It has been five months since a midnight phone call pulled us into the emergency of our 33-year-old son’s dying. We were on our way to the airport by 3:00 AM, and by 6:00 AM I had sent an email to extended family and friends asking for prayers and articulating what was happening as it unfolded. We flew to Denver. His sister arrived. His father arrived. Friends surrounded him. He hung onto the thread of life with a ventilator, and after this day of being loved by many who knew him, his heart stopped at 8:07 PM, all his organs in failure due to prescription drug interactions and post-surgical complications.
For the next two weeks I continued to send emails that communicated the complex information and heartfulness of these first days.
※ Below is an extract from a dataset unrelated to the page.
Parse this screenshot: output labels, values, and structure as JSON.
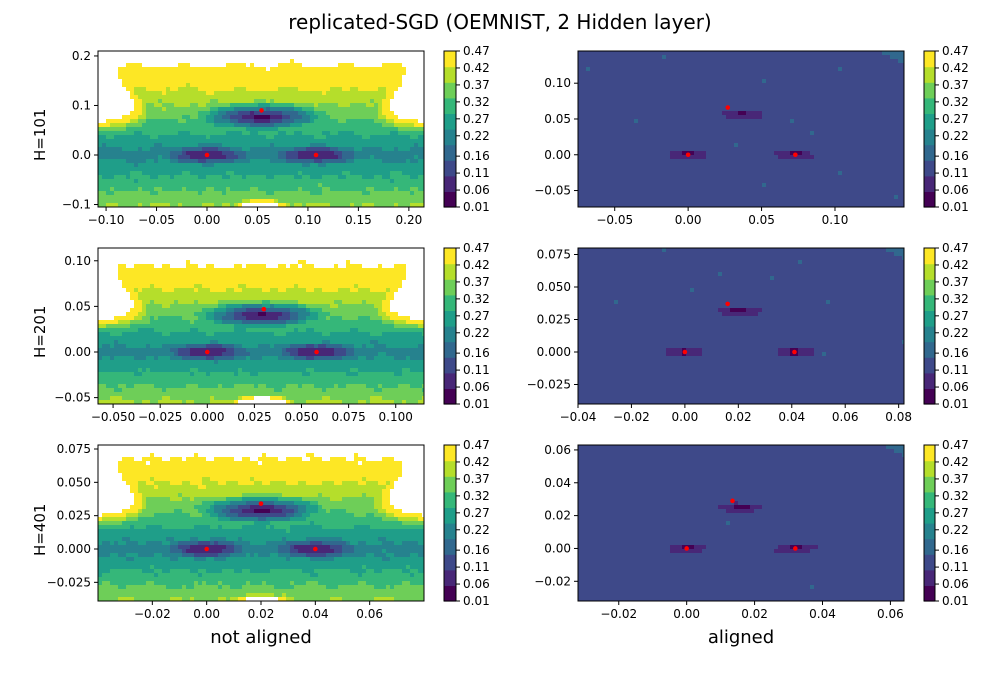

Exactly a week after his death I had four hours alone on a plane and I wrote in my journal, “The story shatters…” I then documented moment by moment that 24-hour passage from the phone call to the strange, exhausted slumber in a Denver motel. I have hardly written since.
The story really did shatter—and the hardest question of the whole winter has been people’s inquiry, “How are you doing?”
How should we know how we’re doing? By what measurement does one respond?
In my book, Storycatcher, I say, “Words are how we think, story is how we link.” Life story is developed by attaching a new experience to an old one, like putting two children in line together and saying, “Hold hands. Don’t let go. Help each other cross the street.” A previous experience, which we have already transformed through the narrative function of the mind into meaning , serves as a tutor to help us absorb a new experience and begin to integrate it.
But when the new experience is extreme in some way—we can’t link it. This is called shock. The world right now is full of shocks. And what observers call “news”—a missing jetliner, a deadly mudslide, a sinking ferry with hundreds of teenagers on-board, Sherpas carrying their dead off Everest, etc. etc.—is individual, familial, and community survivors experiencing breakdowns in their capacity to integrate what just happened into what has happened before: shock on a massive scale.
Narrative is our life-line. The psyche goes into free-fall when our attachment to meaning is broken. I had my hand on Brian’s chest when I saw the heart monitor go flat. For most of the past five months, when people ask, “How are you?” I have internally re-experienced that moment, and realized that in many ways “I” am still in that room where we took an emotional fist to the heart that will influence our lives forever.
I have started to blog a dozen times these months, and not had the energy to complete my thought process. This entry signals me that linkage is starting: I am beginning to hold hands with Brian’s death in words as well as in raw experience. Because restoring narrative is essential for wholeness and well-being, I will write more about this as I learn my way into language.
Meanwhile, I pray for all those I see grieving on the news, and for patience from the rest of us who do not understand why they are so fixated on the downed plane, the mudslide, the tipped ferry, and millions more private traumas. How are they? They don’t know. Just don’t abandon us—however you come across people in the aftermath of sorrow, trauma, and travail—hold our hands until we can hold the hand of story.